Explain Lymph and Immune system
Several system of the body help to defend it against various hazards–such as the suns ultraviolet rays, excessive heat, harmful chemicals, physical damage, and the threat of micro organisms such as bacteria and viruses. However, the immune system, incorporating the lymphatic system, is the main means by which the body is protected from invasion.
- The immune system is a network of organs, tissues, and cells that defends the body against attacks by “foreign” bodies such as bacteria, viruses, parasites, and fungi that can cause disease. P
- a) It has an amazing ability to track down these pathogens and target them for destruction.
- The organs of the immune system include the tonsils, spleen and small bean-shaped lymph nodes laced through tiny lymphatic vessels.
- They all house lymphocytes, small white blood cells that are the immune system’s key players.
- a) Immune cells often have specialized functions—they can engulf and digest bacteria, for instance, or kill parasites.
- b) They include “killer T cells,” which mature in the thymus and attack tumors and virus-infected cells.
Some T cells “remember” past foes and quickly mount a vicious assault on subsequent encounters.
- Unfortunately, immune systems sometimes engage in friendly fire, causing diseases by destroying healthy human tissues. Other problems arise from suppressed immune systems, which can make people vulnerable to diseases such as pneumonia.
Explain Nervous system
- The nervous system is the information highway along which the brain sends instructions and receives feedback.
- a) It is made up of billions of nerve cells (neurons) that join together to make nerves, cable-like bundles wrapped in connective tissues, which transmit electrical impulses through the body.
- The central nervous system comprises the brain and spinal cord.
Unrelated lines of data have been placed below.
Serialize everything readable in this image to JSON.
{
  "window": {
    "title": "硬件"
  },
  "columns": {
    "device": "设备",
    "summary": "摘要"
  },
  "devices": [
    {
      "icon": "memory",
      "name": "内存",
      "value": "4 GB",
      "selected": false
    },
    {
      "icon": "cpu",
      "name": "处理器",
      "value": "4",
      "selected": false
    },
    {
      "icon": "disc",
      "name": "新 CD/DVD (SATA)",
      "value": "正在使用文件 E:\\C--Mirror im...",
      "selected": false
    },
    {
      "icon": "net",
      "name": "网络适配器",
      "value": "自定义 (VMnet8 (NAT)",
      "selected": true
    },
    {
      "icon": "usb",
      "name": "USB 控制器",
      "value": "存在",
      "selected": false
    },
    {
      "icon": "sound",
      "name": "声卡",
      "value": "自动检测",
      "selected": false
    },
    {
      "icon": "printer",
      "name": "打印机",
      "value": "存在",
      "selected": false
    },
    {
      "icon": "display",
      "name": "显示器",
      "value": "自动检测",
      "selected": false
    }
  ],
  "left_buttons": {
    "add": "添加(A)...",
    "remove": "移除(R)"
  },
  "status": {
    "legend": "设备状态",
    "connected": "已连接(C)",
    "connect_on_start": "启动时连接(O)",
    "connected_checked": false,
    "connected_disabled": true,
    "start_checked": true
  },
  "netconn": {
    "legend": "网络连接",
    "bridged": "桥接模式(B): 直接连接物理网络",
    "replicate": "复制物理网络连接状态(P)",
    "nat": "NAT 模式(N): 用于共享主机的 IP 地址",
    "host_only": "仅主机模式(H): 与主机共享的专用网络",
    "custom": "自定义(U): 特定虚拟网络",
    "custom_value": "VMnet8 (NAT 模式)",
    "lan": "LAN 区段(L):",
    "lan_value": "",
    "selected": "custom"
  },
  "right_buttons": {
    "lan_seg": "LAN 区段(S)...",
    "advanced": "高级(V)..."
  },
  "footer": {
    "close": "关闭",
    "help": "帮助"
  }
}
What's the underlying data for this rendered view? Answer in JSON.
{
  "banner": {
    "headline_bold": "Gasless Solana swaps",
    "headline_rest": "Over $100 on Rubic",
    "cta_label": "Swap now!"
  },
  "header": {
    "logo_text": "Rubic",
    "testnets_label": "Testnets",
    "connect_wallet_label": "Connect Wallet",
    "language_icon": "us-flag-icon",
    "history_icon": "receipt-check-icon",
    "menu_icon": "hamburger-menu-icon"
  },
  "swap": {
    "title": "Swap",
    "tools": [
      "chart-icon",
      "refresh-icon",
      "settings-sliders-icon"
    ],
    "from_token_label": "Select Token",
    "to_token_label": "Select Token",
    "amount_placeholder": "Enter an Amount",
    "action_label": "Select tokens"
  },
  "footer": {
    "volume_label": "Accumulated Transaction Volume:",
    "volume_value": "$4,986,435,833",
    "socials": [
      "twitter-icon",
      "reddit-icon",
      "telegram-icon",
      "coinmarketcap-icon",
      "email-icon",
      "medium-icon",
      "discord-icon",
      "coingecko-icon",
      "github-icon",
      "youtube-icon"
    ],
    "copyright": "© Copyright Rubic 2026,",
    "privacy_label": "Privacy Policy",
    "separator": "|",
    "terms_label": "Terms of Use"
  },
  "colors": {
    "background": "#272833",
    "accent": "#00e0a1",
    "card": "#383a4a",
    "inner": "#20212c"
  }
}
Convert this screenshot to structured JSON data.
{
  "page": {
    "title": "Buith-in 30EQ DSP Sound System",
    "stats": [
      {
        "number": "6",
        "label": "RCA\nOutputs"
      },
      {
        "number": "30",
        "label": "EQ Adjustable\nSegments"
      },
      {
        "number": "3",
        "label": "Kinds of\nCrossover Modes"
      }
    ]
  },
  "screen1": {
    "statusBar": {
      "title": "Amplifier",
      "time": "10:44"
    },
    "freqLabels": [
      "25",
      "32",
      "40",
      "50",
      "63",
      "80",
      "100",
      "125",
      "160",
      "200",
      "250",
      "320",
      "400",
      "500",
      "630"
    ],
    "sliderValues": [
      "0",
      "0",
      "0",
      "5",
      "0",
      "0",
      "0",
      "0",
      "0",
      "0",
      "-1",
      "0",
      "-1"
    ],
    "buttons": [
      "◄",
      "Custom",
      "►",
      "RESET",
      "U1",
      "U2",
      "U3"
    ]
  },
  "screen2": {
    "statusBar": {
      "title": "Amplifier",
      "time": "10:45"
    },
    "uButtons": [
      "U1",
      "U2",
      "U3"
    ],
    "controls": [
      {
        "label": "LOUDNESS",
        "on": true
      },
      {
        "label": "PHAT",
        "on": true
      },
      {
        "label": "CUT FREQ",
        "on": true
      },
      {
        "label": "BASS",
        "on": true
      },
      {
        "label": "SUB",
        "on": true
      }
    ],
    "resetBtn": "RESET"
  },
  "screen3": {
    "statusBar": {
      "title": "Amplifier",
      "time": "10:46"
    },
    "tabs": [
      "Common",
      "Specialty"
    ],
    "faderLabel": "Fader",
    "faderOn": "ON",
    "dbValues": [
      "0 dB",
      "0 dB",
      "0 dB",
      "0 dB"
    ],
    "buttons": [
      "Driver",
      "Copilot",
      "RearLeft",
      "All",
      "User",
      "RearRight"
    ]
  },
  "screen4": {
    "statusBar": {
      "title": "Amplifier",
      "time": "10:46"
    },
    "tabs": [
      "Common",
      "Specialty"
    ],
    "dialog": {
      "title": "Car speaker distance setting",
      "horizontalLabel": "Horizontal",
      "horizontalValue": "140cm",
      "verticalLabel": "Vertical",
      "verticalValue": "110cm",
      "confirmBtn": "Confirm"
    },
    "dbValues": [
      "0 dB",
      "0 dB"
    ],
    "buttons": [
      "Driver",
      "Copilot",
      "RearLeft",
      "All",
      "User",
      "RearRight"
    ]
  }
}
- An adult human brain contains about 100 billion neurons and trillions of glia, cells that carry out support functions like transporting nutrients.
- The spinal cord is a long tubular bundle of nervous tissue that runs down the vertebral column.
- The peripheral nervous system extends beyond the central nervous system. It consists of twelve pairs of cranial nerves, which emerge from the brain and mainly serve the head and neck, and thirty-one pairs of spinal nerves, which branch off from the spinal cord to the rest of the body.
- The autonomic nervous system is a part of the peripheral nervous system that controls diverse functions from heart rate to the size of our pupils, largely without conscious effort.